In practice, this means that a Bahraini court is unlikely to find any founder, partner, capital owner, manager director or shareholders liable in any initial case filed against the company and any one of them as co-defendants, and that such liability will only be established in a subsequent case where a creditor, despite exerting all possible means of recovery from the company, failed with such attempts.
This has been evident in various recent Challenges which were considered by the Bahraini Court of Cassation including Challenge No. 1652 J.Y. 2019 where a creditor was unable to execute a judgment issued in his favour in an initial proceeding against a company due to the company’s cessation from practicing its activities and its removal from the commercial registry. In this respect, the Bahraini Court of Cassation stated:
“The failure of members of its board of directors, and those authorized to sign on its behalf, to take measures to dissolve and liquidate the company to the extent that preserves the rights of others, and their arrangement for obligations on the company despite their uncertainty of its ability to fulfil them, requires that they be responsible in their private funds for the damages suffered.”
This has also been confirmed by the Bahraini Court of Cassation in Challenge No. 1328 J.Y. 2019 wherein the appellant, upon executing an earlier judgment issued in his favour, was unsuccessful in recovering the judgment amount from the company as a result of the shareholders causing the company to be voluntarily liquidated. In finding the shareholders personally liable for the debts of the company as a result of the voluntary liquidation of the company, the Court explained:
“This indicates their foul intention to evade the payment of the company’s debts deeming them liable for the company’s debts, in all their personal monies, by virtue of Article 18 bis of the Commercial Companies Law.”

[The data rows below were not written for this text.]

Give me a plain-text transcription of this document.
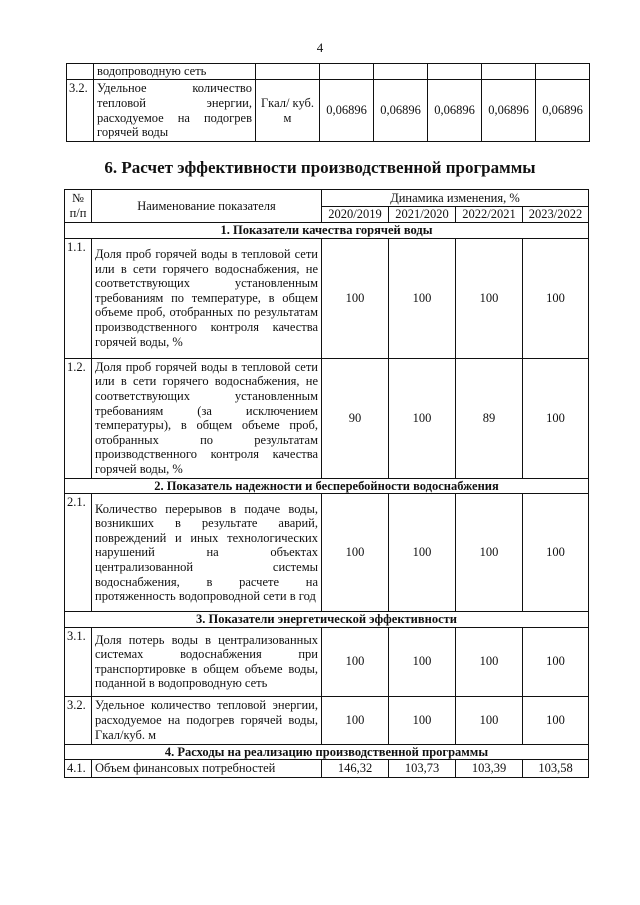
4
	водопроводную сеть						
3.2.	Удельное количество тепловой энергии, расходуемое на подогрев горячей воды	Гкал/ куб. м	0,06896	0,06896	0,06896	0,06896	0,06896
6. Расчет эффективности производственной программы
№ п/п	Наименование показателя	Динамика изменения, %			
		2020/2019	2021/2020	2022/2021	2023/2022
1. Показатели качества горячей воды					
1.1.	Доля проб горячей воды в тепловой сети или в сети горячего водоснабжения, не соответствующих установленным требованиям по температуре, в общем объеме проб, отобранных по результатам производственного контроля качества горячей воды, %	100	100	100	100
1.2.	Доля проб горячей воды в тепловой сети или в сети горячего водоснабжения, не соответствующих установленным требованиям (за исключением температуры), в общем объеме проб, отобранных по результатам производственного контроля качества горячей воды, %	90	100	89	100
2. Показатель надежности и бесперебойности водоснабжения					
2.1.	Количество перерывов в подаче воды, возникших в результате аварий, повреждений и иных технологических нарушений на объектах централизованной системы водоснабжения, в расчете на протяженность водопроводной сети в год	100	100	100	100
3. Показатели энергетической эффективности					
3.1.	Доля потерь воды в централизованных системах водоснабжения при транспортировке в общем объеме воды, поданной в водопроводную сеть	100	100	100	100
3.2.	Удельное количество тепловой энергии, расходуемое на подогрев горячей воды, Гкал/куб. м	100	100	100	100
4. Расходы на реализацию производственной программы					
4.1.	Объем финансовых потребностей	146,32	103,73	103,39	103,58
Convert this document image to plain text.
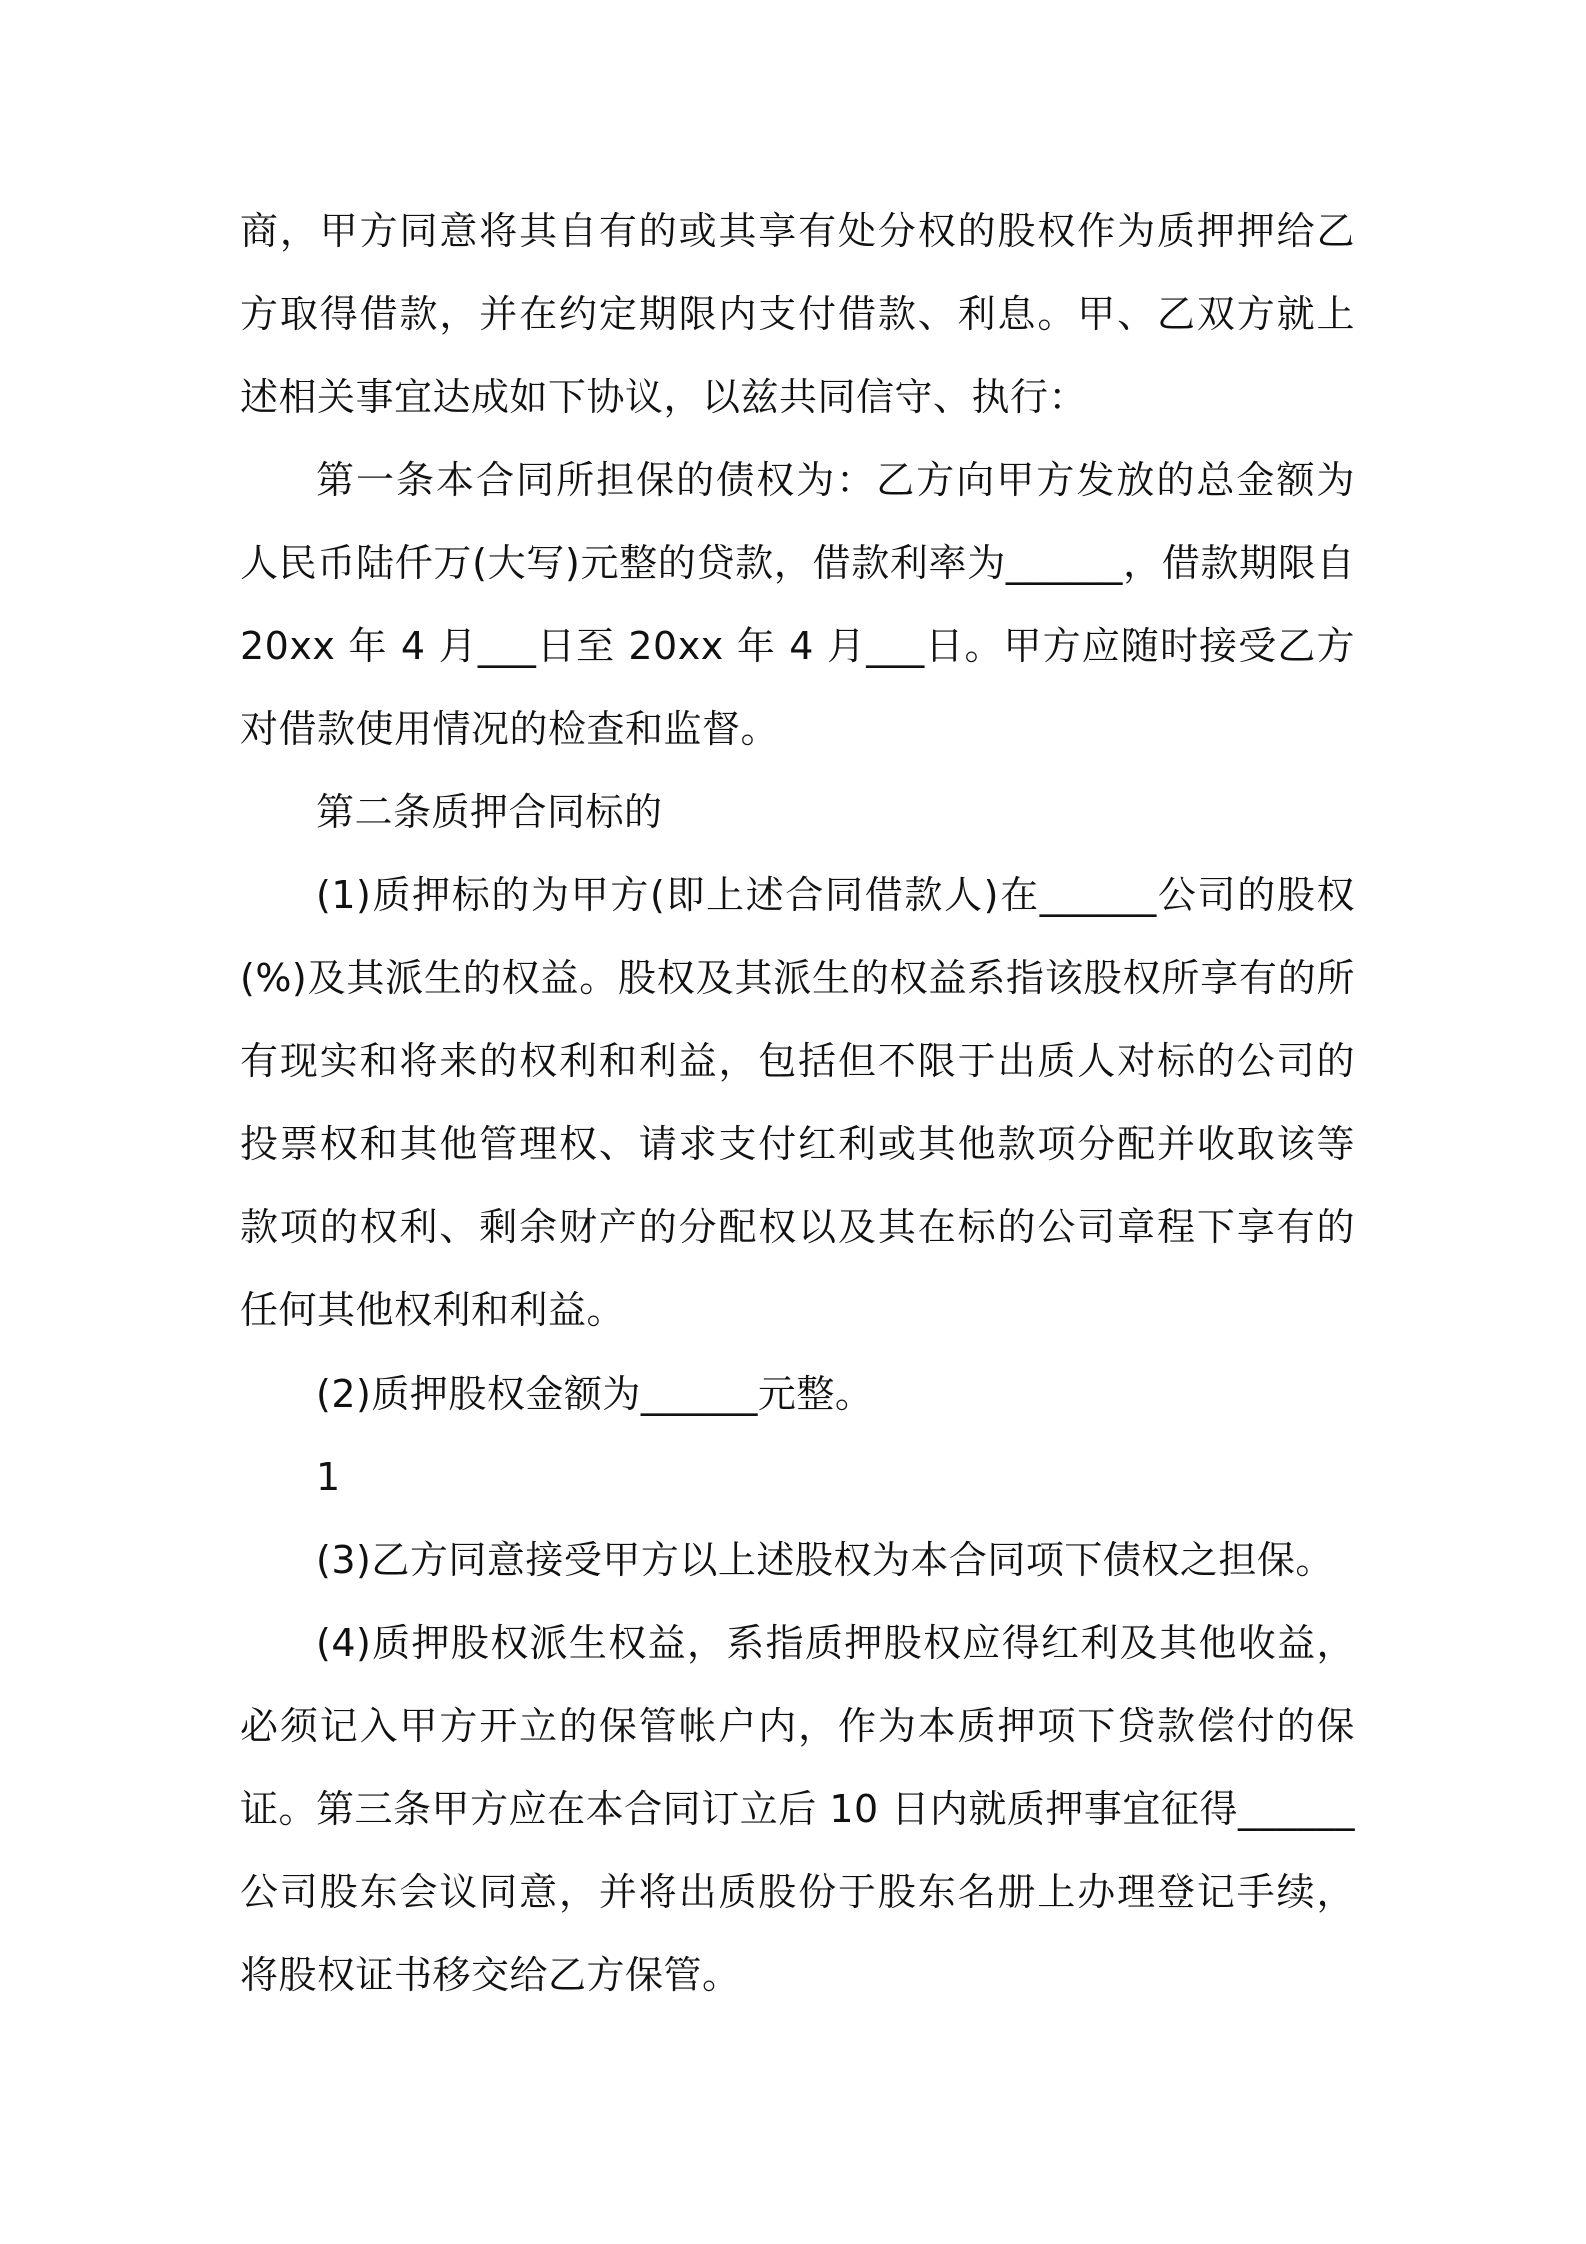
商，甲方同意将其自有的或其享有处分权的股权作为质押押给乙方取得借款，并在约定期限内支付借款、利息。甲、乙双方就上述相关事宜达成如下协议，以兹共同信守、执行：

第一条本合同所担保的债权为：乙方向甲方发放的总金额为人民币陆仟万(大写)元整的贷款，借款利率为______，借款期限自 20xx 年 4 月___日至 20xx 年 4 月___日。甲方应随时接受乙方对借款使用情况的检查和监督。

第二条质押合同标的

(1)质押标的为甲方(即上述合同借款人)在______公司的股权(%)及其派生的权益。股权及其派生的权益系指该股权所享有的所有现实和将来的权利和利益，包括但不限于出质人对标的公司的投票权和其他管理权、请求支付红利或其他款项分配并收取该等款项的权利、剩余财产的分配权以及其在标的公司章程下享有的任何其他权利和利益。

(2)质押股权金额为______元整。

1

(3)乙方同意接受甲方以上述股权为本合同项下债权之担保。

(4)质押股权派生权益，系指质押股权应得红利及其他收益，必须记入甲方开立的保管帐户内，作为本质押项下贷款偿付的保证。

第三条甲方应在本合同订立后 10 日内就质押事宜征得______公司股东会议同意，并将出质股份于股东名册上办理登记手续，将股权证书移交给乙方保管。
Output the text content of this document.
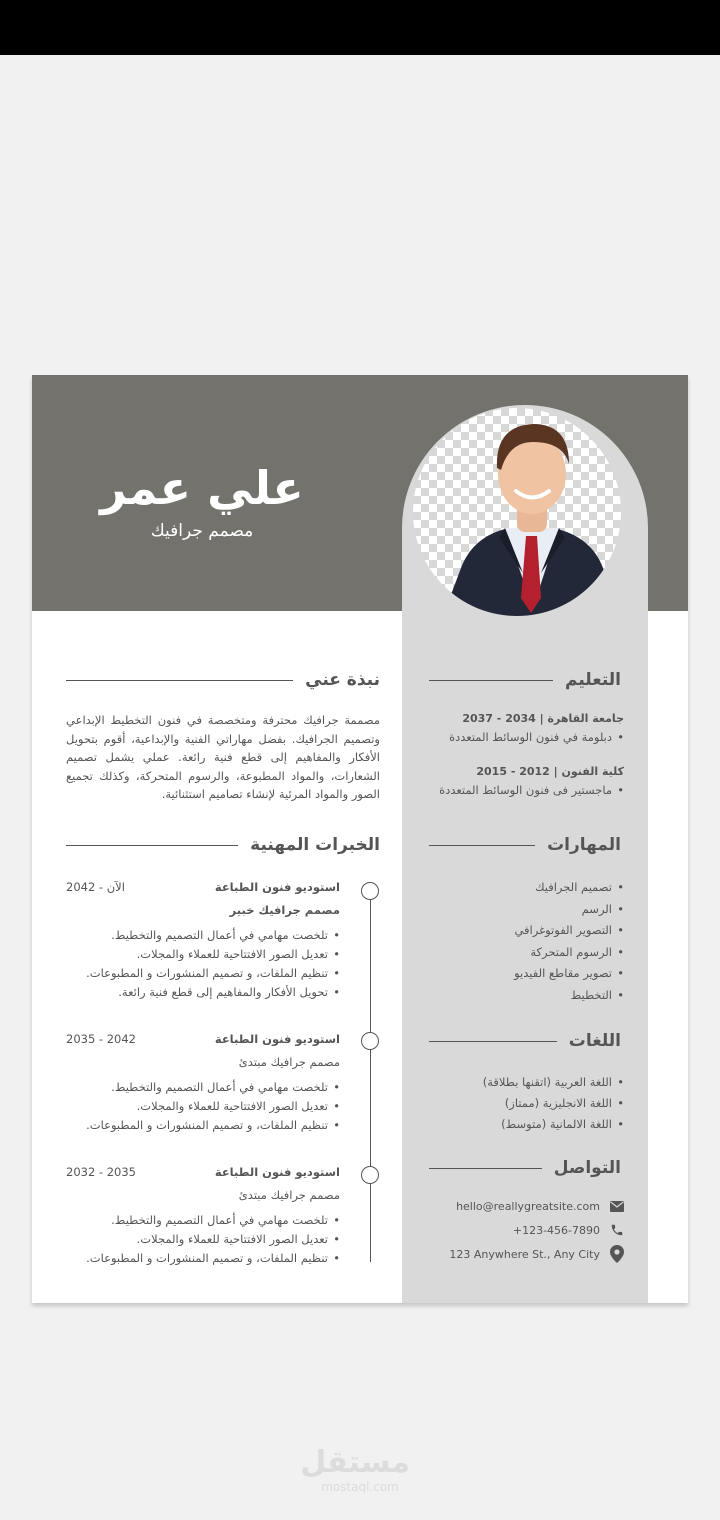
علي عمر
مصمم جرافيك
التعليم
جامعة القاهرة | 2034 - 2037
• دبلومة في فنون الوسائط المتعددة
كلية الفنون | 2012 - 2015
• ماجستير فى فنون الوسائط المتعددة
المهارات
• تصميم الجرافيك
• الرسم
• التصوير الفوتوغرافي
• الرسوم المتحركة
• تصوير مقاطع الفيديو
• التخطيط
اللغات
• اللغة العربية (اتقنها بطلاقة)
• اللغة الانجليزية (ممتاز)
• اللغة الالمانية (متوسط)
التواصل
hello@reallygreatsite.com
+123-456-7890
123 Anywhere St., Any City
نبذة عني

مصممة جرافيك محترفة ومتخصصة في فنون التخطيط الإبداعي وتصميم الجرافيك. بفضل مهاراتي الفنية والإبداعية، أقوم بتحويل الأفكار والمفاهيم إلى قطع فنية رائعة. عملي يشمل تصميم الشعارات، والمواد المطبوعة، والرسوم المتحركة، وكذلك تجميع الصور والمواد المرئية لإنشاء تصاميم استثنائية.

الخبرات المهنية
استوديو فنون الطباعة
2042 - الآن
مصمم جرافيك خبير
• تلخصت مهامي في أعمال التصميم والتخطيط.
• تعديل الصور الافتتاحية للعملاء والمجلات.
• تنظيم الملفات، و تصميم المنشورات و المطبوعات.
• تحويل الأفكار والمفاهيم إلى قطع فنية رائعة.
استوديو فنون الطباعة
2035 - 2042
مصمم جرافيك مبتدئ
• تلخصت مهامي في أعمال التصميم والتخطيط.
• تعديل الصور الافتتاحية للعملاء والمجلات.
• تنظيم الملفات، و تصميم المنشورات و المطبوعات.
استوديو فنون الطباعة
2032 - 2035
مصمم جرافيك مبتدئ
• تلخصت مهامي في أعمال التصميم والتخطيط.
• تعديل الصور الافتتاحية للعملاء والمجلات.
• تنظيم الملفات، و تصميم المنشورات و المطبوعات.
مستقل
mostaql.com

Ultimately, the determination of whether corporate veil should be pierced under Article 18 Bis is at the discretion of the court considering the role which the persons named in the said Article played in causing the company not to be able to meet its obligations. Having said that, courts have adopted a rather restrictive approach to the piercing of the corporate veil.
The principle of a company’s separate personality is possibly the most prevalent rule in corporate jurisprudence, being the subject of extensive litigation and a great deal of conflict historically.
It is a concept whereby a company is considered to be independent from its directors and shareholders, assuming responsibility for its own debts and liabilities. Through examining numerous Challenges considered by the Bahraini Court of Cassation, it has been confirmed that the rule is in fact very well-established in Bahraini jurisprudence deeming it strenuous for courts to depart therefrom.
The intent of the Bahraini Legislator to hold the founders, partners, shareholders, capital owners, managers and directors of shareholding companies and limited liability companies liable in their own personal monies for any loss suffered by the company, shareholders, partners or third parties has faltered in my opinion as a result of the requirement to exhaust all possible means of enforcement against the company in an initial case, necessitating the filing of a subsequent case against any other persons who may be held liable under Article 18 Bis. This has resulted in lengthy and very costly legal proceedings with creditors having to pay a premium before they are afforded justice.